— Эскадра у Котлина ракушками обрастает, офицеров нехватка, то и дело списываются на бережок, мундиры меняют на армейские.

Он недавно вернулся из Киля, куда сопровождал принца Голштинского с женой Анной Петровной. Поход этот был единственным вояжем кораблей за пределы Финского залива в минувшей кампании.

Генерал-адмирал, выслушав Сенявина, вспомнил:

— К слову сказал, на Рождество пытать будем волонтеров наших на гардемарин, кто во что горазд. Распорядись-ка послать их покуда в Кронштадт на «Михаил» к Калмыкову на выучку.
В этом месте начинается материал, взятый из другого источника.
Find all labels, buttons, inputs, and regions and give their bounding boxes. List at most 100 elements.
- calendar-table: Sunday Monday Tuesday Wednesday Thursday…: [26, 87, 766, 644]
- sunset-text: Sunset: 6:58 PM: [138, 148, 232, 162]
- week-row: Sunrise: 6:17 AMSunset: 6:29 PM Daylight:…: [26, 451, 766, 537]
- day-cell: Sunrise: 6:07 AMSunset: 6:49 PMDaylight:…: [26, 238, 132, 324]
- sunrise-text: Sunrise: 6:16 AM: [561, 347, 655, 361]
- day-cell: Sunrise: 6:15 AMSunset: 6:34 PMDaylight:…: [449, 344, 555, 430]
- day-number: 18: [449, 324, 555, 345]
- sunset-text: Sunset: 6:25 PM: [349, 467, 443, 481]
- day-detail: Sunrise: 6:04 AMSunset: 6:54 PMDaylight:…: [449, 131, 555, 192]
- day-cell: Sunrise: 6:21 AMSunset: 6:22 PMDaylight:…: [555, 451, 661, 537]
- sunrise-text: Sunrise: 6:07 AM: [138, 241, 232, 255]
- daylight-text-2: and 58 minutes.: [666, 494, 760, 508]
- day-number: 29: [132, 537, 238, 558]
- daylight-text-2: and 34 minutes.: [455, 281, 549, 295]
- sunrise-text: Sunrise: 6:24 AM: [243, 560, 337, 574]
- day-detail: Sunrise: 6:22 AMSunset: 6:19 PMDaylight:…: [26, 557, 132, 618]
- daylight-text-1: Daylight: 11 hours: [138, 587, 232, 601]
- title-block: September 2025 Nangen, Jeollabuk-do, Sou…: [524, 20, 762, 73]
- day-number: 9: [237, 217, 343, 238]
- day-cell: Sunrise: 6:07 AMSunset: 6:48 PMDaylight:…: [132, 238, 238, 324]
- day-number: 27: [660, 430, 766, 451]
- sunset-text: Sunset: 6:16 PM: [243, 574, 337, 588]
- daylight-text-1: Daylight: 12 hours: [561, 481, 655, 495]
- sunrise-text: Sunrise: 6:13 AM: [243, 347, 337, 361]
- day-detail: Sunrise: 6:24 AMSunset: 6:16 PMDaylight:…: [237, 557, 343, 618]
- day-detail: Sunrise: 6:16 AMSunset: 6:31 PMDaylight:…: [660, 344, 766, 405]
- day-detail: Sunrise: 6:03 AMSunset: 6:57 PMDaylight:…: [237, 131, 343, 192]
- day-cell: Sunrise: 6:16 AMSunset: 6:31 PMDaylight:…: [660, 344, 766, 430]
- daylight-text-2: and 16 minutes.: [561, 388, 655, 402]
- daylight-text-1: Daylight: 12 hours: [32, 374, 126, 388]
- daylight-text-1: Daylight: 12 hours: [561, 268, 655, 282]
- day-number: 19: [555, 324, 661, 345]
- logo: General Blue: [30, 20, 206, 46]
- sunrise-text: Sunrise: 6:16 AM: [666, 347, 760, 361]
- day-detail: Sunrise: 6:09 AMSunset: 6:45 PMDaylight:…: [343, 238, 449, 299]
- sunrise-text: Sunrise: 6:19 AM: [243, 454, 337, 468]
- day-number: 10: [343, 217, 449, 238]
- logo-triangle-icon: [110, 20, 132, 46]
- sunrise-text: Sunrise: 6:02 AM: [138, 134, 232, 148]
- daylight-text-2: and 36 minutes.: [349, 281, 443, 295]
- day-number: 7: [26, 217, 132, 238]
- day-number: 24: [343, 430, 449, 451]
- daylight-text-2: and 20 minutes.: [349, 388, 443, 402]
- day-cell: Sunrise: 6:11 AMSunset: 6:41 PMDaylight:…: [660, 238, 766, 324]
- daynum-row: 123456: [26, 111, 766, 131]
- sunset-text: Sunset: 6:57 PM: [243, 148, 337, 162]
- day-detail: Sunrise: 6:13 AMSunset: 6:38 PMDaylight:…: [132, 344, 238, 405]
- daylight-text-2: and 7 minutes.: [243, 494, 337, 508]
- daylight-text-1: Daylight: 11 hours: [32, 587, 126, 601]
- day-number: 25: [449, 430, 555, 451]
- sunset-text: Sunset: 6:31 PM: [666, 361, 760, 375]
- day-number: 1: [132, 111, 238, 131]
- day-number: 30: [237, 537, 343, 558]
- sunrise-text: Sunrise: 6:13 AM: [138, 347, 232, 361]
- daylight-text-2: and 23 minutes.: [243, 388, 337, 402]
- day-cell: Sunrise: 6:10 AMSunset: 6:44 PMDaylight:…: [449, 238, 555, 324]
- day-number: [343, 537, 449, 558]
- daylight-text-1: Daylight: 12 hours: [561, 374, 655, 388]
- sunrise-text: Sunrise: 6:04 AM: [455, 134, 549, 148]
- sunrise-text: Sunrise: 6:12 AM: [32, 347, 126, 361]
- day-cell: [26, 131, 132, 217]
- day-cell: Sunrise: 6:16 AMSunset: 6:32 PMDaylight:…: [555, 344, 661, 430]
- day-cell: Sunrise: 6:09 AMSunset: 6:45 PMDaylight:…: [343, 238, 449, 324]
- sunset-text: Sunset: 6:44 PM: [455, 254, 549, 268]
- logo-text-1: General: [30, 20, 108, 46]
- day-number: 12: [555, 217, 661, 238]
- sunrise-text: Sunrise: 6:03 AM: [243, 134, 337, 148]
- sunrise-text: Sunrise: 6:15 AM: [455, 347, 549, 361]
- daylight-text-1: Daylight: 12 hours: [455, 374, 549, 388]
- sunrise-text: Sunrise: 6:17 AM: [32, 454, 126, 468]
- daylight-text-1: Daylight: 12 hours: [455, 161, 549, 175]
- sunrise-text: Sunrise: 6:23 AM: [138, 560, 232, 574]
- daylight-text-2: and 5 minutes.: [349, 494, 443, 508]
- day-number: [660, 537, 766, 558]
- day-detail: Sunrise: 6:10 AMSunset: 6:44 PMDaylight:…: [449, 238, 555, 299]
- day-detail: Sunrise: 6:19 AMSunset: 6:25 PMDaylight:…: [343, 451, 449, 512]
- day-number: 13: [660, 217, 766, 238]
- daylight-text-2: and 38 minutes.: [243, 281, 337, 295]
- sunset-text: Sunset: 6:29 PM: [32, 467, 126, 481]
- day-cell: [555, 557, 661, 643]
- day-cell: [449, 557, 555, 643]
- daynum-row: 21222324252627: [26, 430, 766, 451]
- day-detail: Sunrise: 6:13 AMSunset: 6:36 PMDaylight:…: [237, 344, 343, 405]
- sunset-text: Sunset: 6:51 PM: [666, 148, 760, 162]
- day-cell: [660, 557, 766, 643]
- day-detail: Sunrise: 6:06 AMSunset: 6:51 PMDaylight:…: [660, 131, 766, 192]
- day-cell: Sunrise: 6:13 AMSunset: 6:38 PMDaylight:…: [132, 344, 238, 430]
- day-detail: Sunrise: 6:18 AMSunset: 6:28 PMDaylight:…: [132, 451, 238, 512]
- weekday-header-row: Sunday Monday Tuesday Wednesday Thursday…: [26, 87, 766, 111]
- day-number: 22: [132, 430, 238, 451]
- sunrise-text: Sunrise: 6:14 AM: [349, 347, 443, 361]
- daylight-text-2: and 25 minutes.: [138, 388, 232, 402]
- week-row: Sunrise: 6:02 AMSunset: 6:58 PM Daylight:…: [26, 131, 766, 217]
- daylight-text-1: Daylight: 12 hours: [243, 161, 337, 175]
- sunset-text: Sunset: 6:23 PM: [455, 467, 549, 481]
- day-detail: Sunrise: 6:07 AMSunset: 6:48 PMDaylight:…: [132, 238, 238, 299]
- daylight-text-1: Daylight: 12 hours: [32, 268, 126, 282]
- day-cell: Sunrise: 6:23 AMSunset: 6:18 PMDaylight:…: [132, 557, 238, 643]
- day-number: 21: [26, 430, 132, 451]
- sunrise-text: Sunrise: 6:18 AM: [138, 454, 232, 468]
Пускай он им свое искусство через руки-ноги растолкует...

Спустя две недели в Адмиралтейств-коллегии эхом отозвалась опала Меншикова.

— Князь Урусов повестил из Астрахани: Мишуков Захарий слег за болезнью, — не скрывая иронии, сказал Апраксину тот же Наум Сенявин.

В прошлом году там же скончался его брат Иван, контр-адмирал. Поэтому каждая весточка из того края по инерции откладывалась в сознании.

— Знать, и туда принесли чайки известие о немилости к светлейшему.

В самом деле, Меншикова соперники не оставили в покое. Из Петербурга в ссылку в Раненбург он выехал пышно — полсотни конвоя, кареты и телеги растянулись на версту. В пути к Москве сначала лишили охраны, потом отобрали все ордена, в Раненбурге изъяли все драгоценности, а еще раньше конфисковали все поместья. Но этим дело не кончилось. «Полудержавного властелина» по указу Петра II выдворили в глухомань, на далекий север, в Березов, где он окончил свои дни.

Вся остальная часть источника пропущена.